Am 7. Januar 2008 startete das Mammographie-Screening in der Region Sachsen-Anhalt Nord. Sie umfasst Region Nordgeographisch gesehen die bis zum 30.06.2007 bestehenden Landkreise Stendal, Altmarkkreis Salzwedel, Ohrekreis und Jerichower Land.
Umfangreiche personelle und materielle Voraussetzungen wurden geschaffen, um den Anforderungen des anspruchsvollen Screeningprogramms gerecht zu werden. Erfahrene Radiologen, Gynäkologen und Röntgenassistentinnen wurden zur Durchführung der Screeningmammographie ausgebildet. Im Dezember 2007 wurde die Screeningeinheit Sachsen-Anhalt Nord durch die Kooperationsgemeinschaft Mammographie zertifiziert. Die Zertifizierung garantiert höchste Kompetenz in der Durchführung der Früherkennungsuntersuchung.

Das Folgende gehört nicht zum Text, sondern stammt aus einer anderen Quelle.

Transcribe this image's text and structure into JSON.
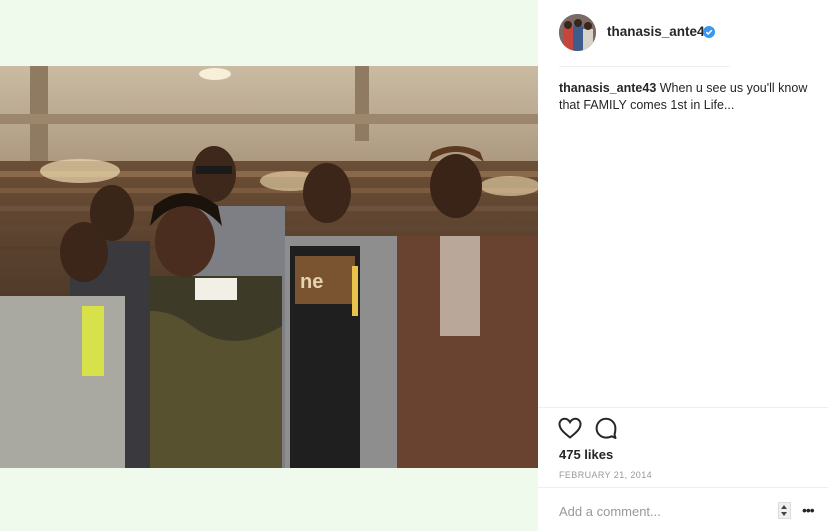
{
  "post": {
    "username": "thanasis_ante43",
    "verified": true,
    "caption_user": "thanasis_ante43",
    "caption_text": " When u see us you'll know that FAMILY comes 1st in Life...",
    "likes": "475 likes",
    "date": "FEBRUARY 21, 2014"
  },
  "comment": {
    "placeholder": "Add a comment..."
  },
  "icons": {
    "like": "heart-icon",
    "comment": "comment-bubble-icon",
    "verified": "verified-badge-icon",
    "more": "more-options-icon"
  },
  "colors": {
    "page_background": "#effaed",
    "verified_badge": "#3897f0",
    "date_text": "#999999"
  }
}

Die Screeninguntersuchungen werden zunächst im Hufelandhaus, Wendstraße 30 in Stendal erbracht. Der Programmverantwortliche Arzt ist Herr Dr. med. Dieter Denck, Facharzt für Frauenheilkunde und Geburtshilfe. Um eine möglichst wohnortnahe Diagnostik zu ermöglichen und den Zugang zur kostenfreien Früherkennungsuntersuchung zu gewährleisten, wird ab Ende März 2008 das Mamma-Mobil eingesetzt. Dies ist eine fahrende Mammographie-Einheit, die volldigital ausgestatteten ist. Es wird in den Städten und Gemeinden der Region Sachsen-Anhalt Nord stationiert, beginnend mit Haldensleben.

In der Mammographie-Einheit in Stendal und später auch auf dem Mamma-Mobil werden Sie von erfahrenen Radiologisch-Technischen Assistentinnen (von links nach rechts: Frau Hildegard Lange, Frau Andrea Scharf, Frau Cathleen Spopper, Frau Martina Wykarius und Frau Ellen Düngel) betreut.
Die Räumlichkeiten in Stendal wurden mit modernster digitaler Röntgentechnik ausgestattet, die ein Maximum an diagnostischer Bildqualität bei einem Minimum an Strahlenbelastung garantiert. Gemeinsam mit drei weiteren Radiologinnen und Radiologen werden alle Aufnahmen zwei mal beurteilt.

Durch die digitale Technik ist eine fast zeitgleiche Beurteilung sowohl in Stendal als auch in der kooperierenden radiologischen Gemeinschaftspraxis DM R. Aisch, Dr. H. Lindekamm in Haldensleben möglich.

Bei einem auffälligen Befund werden die Untersuchungsergebnisse vor Ort gemeinsam besprochen. Im Falle einer Verdachtsdiagnose wird die erforderliche Abklärung im Rahmen des Früherkennungsprogramms durch den Programmverantwortlichen Arzt, Dr. D. Denck, in Stendal eingeleitet.

Weitere kooperierende Kolleginnen und Kollegen sind Frau Dr. Lüders und Herrn Dr. Schultz aus der pathologischen Praxis Stendal, und die Operateure des zertifizierten Brustzentrums Altmark, des Johanniter-Krankenhauses Stendal-Genthin und des Altmarkklinikums Salzwedel.